India's Daughter, Leslie Udwin's recent and controversial documentary, honed in on the infamous Delhi gang rape of 2012, which has become a highly provocative and sensitive issue in India. Spurring protests across the country, this gang rape brought visceral responses from people across India. It seemed natural, then, to focus on this as a case study for analysing rape in India. Within the domestic context, such a provocative approach was beneficial to the extent that it initiated important conversations in the media and among the general population.
However, for a global audience, the documentary painted a simplistic black and white picture of a highly complex issue. The victim was an educated middle class girl with high ambitions. The perpetrators were uneducated and trapped in a cycle of poverty, with little hope for the future. The class divide could not have been shown in a more obvious way - but this is a narrow portrayal of rape cases. Furthermore, a focus on the graphic details of one particular act (which had already been repeatedly stressed by the Indian press), rather than the wider manifestation of rape across the country and the reasons behind it narrowed the vision of the film even more.

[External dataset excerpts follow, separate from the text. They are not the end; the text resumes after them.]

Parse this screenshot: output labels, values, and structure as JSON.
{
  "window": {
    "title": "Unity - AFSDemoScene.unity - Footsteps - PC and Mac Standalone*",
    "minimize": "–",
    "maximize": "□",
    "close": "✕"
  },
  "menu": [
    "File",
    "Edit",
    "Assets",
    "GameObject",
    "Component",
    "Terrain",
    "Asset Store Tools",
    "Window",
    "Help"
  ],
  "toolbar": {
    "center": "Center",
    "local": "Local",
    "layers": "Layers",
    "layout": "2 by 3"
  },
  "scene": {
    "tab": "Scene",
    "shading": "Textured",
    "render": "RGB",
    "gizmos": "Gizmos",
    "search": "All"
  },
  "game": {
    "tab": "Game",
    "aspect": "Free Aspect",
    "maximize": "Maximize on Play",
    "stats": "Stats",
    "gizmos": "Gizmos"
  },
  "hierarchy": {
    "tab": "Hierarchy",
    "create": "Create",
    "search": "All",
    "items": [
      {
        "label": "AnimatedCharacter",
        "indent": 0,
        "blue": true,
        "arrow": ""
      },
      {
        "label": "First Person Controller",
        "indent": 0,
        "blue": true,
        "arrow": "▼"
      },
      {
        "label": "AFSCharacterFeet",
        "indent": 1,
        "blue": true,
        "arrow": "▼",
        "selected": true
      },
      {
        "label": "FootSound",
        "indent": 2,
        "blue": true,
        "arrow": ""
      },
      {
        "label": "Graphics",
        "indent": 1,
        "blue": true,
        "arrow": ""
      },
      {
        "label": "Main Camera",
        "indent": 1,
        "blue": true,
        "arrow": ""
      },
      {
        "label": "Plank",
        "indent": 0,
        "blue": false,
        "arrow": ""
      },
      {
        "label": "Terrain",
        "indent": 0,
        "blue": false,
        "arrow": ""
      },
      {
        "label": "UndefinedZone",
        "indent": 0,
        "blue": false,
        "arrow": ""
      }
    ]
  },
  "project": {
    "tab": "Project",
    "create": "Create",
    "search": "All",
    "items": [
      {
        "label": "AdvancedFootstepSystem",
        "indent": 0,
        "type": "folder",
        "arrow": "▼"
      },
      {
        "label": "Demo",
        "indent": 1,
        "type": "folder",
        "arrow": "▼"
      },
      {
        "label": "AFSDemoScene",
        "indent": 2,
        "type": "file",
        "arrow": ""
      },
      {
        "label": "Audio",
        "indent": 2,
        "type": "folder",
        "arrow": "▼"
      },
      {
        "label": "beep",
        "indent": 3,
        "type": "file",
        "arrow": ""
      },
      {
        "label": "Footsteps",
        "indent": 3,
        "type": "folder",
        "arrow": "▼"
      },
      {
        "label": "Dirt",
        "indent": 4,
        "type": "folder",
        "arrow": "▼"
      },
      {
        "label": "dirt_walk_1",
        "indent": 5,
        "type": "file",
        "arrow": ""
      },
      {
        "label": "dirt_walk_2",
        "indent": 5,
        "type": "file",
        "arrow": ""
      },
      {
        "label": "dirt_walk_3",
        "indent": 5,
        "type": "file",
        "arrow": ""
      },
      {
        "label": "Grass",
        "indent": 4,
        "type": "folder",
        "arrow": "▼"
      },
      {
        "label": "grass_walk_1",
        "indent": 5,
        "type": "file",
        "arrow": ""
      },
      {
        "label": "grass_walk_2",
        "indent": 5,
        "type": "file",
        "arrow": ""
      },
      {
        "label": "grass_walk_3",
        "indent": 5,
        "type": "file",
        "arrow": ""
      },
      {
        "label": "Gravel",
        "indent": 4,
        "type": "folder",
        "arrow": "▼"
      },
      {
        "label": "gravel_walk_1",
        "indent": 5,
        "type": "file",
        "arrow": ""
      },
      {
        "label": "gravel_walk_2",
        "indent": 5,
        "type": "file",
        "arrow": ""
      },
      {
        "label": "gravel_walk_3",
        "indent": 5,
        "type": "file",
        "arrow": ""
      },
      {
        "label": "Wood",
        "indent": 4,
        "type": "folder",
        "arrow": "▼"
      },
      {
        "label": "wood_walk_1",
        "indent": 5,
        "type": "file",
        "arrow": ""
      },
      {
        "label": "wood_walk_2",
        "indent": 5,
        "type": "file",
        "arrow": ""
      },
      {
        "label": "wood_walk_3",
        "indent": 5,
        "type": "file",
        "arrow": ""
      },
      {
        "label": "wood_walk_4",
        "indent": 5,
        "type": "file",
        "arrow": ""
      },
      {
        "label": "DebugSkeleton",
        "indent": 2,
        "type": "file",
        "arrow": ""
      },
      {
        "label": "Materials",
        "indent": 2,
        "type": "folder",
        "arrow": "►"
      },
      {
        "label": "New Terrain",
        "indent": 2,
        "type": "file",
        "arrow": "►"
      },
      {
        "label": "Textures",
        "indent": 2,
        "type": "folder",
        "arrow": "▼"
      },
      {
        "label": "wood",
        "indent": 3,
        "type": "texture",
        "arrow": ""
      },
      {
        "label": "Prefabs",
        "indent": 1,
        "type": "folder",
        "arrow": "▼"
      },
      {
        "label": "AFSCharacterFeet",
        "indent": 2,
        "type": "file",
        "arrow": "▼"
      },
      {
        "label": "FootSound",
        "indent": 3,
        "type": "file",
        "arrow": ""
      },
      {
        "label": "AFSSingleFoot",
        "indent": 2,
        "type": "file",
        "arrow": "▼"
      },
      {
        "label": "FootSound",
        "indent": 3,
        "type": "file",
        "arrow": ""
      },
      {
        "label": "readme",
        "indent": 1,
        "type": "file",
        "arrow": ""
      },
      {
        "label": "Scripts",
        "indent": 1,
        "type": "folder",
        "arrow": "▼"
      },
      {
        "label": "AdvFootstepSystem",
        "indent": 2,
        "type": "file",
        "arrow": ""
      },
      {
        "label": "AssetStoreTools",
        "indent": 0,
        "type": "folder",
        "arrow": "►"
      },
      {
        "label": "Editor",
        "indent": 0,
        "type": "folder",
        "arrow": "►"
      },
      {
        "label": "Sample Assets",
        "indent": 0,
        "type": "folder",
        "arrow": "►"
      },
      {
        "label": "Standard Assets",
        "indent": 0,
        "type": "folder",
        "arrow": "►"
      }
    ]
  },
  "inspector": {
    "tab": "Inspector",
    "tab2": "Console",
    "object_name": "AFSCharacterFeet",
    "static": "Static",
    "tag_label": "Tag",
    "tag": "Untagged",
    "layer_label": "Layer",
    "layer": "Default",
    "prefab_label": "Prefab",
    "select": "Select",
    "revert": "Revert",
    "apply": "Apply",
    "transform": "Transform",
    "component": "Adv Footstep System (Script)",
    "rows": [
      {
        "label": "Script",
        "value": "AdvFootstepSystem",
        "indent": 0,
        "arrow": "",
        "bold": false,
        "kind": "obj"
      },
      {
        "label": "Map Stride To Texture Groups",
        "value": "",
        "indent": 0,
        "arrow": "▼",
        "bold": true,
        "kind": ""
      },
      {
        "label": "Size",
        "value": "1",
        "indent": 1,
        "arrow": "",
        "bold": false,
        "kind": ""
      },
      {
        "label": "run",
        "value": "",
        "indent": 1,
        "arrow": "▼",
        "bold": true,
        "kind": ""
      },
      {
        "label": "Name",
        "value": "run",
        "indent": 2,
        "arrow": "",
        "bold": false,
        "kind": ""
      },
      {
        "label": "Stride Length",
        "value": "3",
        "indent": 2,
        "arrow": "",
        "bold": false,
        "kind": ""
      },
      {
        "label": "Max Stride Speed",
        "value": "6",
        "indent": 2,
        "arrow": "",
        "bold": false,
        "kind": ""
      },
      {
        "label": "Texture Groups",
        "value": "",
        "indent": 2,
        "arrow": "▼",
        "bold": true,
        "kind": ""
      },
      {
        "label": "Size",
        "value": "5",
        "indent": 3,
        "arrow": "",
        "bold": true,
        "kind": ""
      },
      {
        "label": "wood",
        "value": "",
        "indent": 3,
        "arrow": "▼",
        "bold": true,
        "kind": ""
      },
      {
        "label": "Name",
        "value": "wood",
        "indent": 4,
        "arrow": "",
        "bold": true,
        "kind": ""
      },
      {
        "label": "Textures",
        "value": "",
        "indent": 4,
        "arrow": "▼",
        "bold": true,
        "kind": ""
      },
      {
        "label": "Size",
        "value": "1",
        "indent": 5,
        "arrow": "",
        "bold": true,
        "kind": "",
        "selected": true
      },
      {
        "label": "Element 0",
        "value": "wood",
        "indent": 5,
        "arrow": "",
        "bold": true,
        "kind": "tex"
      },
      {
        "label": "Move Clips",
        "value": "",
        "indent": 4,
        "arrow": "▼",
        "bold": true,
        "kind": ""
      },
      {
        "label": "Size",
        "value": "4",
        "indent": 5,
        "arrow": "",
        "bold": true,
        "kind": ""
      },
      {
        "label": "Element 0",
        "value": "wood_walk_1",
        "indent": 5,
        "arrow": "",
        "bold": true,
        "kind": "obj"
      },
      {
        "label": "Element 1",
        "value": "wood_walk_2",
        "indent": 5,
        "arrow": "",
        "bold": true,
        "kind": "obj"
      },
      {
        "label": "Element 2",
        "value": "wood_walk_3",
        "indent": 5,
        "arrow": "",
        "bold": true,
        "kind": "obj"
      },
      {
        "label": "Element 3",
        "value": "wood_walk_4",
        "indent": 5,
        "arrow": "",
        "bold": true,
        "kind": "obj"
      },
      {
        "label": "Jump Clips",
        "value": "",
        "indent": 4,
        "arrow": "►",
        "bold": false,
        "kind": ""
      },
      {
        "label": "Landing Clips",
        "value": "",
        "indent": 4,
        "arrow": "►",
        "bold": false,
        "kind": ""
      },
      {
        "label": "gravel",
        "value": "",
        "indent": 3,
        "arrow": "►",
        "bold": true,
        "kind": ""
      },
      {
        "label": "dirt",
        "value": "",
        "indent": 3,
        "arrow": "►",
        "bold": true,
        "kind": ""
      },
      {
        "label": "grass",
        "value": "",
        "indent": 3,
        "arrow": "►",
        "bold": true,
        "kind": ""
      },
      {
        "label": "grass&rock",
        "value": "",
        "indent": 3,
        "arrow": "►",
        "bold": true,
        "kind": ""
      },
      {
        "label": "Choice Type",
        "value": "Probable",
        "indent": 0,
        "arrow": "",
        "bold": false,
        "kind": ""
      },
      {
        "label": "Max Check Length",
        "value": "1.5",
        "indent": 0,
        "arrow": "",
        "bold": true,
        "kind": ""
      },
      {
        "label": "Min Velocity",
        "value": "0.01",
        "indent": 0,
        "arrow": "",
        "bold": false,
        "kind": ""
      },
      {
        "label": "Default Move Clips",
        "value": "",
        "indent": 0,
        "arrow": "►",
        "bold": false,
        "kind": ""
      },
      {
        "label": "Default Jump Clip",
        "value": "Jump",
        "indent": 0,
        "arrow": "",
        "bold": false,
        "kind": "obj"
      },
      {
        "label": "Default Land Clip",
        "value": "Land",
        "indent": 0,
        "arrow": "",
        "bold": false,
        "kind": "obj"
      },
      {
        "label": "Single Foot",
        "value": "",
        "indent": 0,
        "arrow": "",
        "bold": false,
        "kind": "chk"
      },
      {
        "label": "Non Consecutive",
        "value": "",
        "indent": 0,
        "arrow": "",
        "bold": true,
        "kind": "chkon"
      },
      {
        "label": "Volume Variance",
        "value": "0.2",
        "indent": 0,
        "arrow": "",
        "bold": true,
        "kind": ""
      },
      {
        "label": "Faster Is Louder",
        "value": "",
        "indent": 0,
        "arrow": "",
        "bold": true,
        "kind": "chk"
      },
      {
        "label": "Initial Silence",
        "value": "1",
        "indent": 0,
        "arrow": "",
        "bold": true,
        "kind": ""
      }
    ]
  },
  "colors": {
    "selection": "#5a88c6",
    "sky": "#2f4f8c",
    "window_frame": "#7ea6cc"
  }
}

Such narrow portrayals often fail to bring forth into public discourse the more hidden forms of rape that exist in societies, such as domestic rape, child molestation by family members, date rapes and even rape of the socially marginalised by police and the armed forces. Any discussions of rape should consider these other crimes, often less explicit and therefore all the more in need of public discussion and discourse.
The film was screened recently at one of the Gates Cambridge Reel Interventions sessions, preceded by a highly thought-provoking and detailed introduction by Dr Priyamvada Gopal, a professor at the Faculty of English, Cambridge.
In the discussion that followed the screening it was not simply the film itself that was debated, but also the very context of the film screening. There seemed to be two key elements to this context: the international audience viewing the film and the fact that it was in a university setting. These helped articulate two widespread misconceptions about rape. The first is that rape doesn't just exist in a separate, nebulous space in the outside - developing - world. An international audience has to be careful to avoid assuming that rape is something which happens 'elsewhere', when in fact it is a global issue. Rape is very much a reality all around the world.
Secondly, one of the arguments stressed in the documentary and in discussions, was that rape is chiefly the result of a lack of education. This generates the notion that it is only 'uneducated' people who are rapists while the educated are merely their victims. This argument was contradicted by research showing the very high occurrence of rape in educational institutions committed by people who often have degrees from top universities. It became evident that it was crucial that we, as students, should not dismiss the issue of rape as a problem only in the developing world, but that we should look at it in the context of the institutions that we are a part of. Rape is something that needs to be addressed in every community.
The screening and talk were highly relevant to the student community not only because they followed the widespread discussions that the documentary has raised in the media, but they provided a platform for students to discuss these issues in the context of a university setting.